The TV Is Listening To Me

I mentioned years ago that Bear in the Big Blue House was my TV Stalker. I know that it was a coincidence, that Bear episodes were filmed months or possibly even years in advance of when Baby Top Ender and I were watching them, but the fact that they were so accurate in describing what I had been doing that day just seemed far too coincidental, it had to be that Bear was stalking me.

I know now that it was just a coincidence, because over the Summer something much bigger happened. Something which I can't put down to coincidence, something which I have to assume means that my TV is listening to me...

The first time I became aware that my TV was listening to me was when Dan Jon Jr and I were watching a cartoon.
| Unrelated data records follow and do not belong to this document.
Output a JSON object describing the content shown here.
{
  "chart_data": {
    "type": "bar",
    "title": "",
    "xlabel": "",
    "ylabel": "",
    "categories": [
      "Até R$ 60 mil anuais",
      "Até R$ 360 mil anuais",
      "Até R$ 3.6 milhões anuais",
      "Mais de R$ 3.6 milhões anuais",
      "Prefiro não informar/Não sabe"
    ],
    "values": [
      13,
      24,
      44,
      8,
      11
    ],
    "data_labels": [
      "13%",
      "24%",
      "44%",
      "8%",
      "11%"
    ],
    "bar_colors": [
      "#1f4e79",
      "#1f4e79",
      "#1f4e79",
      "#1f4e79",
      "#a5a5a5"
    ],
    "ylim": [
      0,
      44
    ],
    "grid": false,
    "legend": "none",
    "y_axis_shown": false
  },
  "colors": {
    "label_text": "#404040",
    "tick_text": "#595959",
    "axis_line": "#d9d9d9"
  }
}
Look at the  Facebook post from below, it tells the story.

Dan Jon Jr and I giggled a little over the fact the TV was listening to us, and decided that we'd have any private conversations away from the living room where the TV is.

We were only half joking.

A few days later and Flyfour and I were watching the Olympics. It was the diving and we were of course instant experts as all who watch the Olympics always are. I had got quite good at recognising the various divers by their costumes (it's quite handy that they are all colour corordinated with their countrys flags) and passed comment about one of the divers.

A few seconds later and the commentator on TV mentioned the exact same thing I did.

Flyfour and I giggled at the coincidence.

A few minutes later and Flyfour asked a question about the depth of the pool they were diving into. We started googling it when the commentator on TV gave us the answer (Competition pools are 5m deep).

Again we laughted it off. And then I remembered about the cartoon and the ice cream van and so I told Flyfour and we wondered again if we were in fact being listened to.

Our TV (Please ignore the bikes in the corner!)

So we decided to test it.

The next night we settled down on the sofa, me knitting and we fired random questions at the TV. They were answered.

It was then that we knew we were being listened to and we realised that we had a new undeinable power. 

If either of us had a question about what was going on we simply asked the TV and a few moments later the commentators on TV would tell us the answer to our question. We used it for all kinds of stupid stuff, asking what snacks we should eat, what time we should go to bed, if we should buy or sell shares...

We're no sure why the TV has decided to start listening to us, but it has chosen us and so we promise to use this new power wisely.

Hey TV, fancy telling me the numbers for the lottery?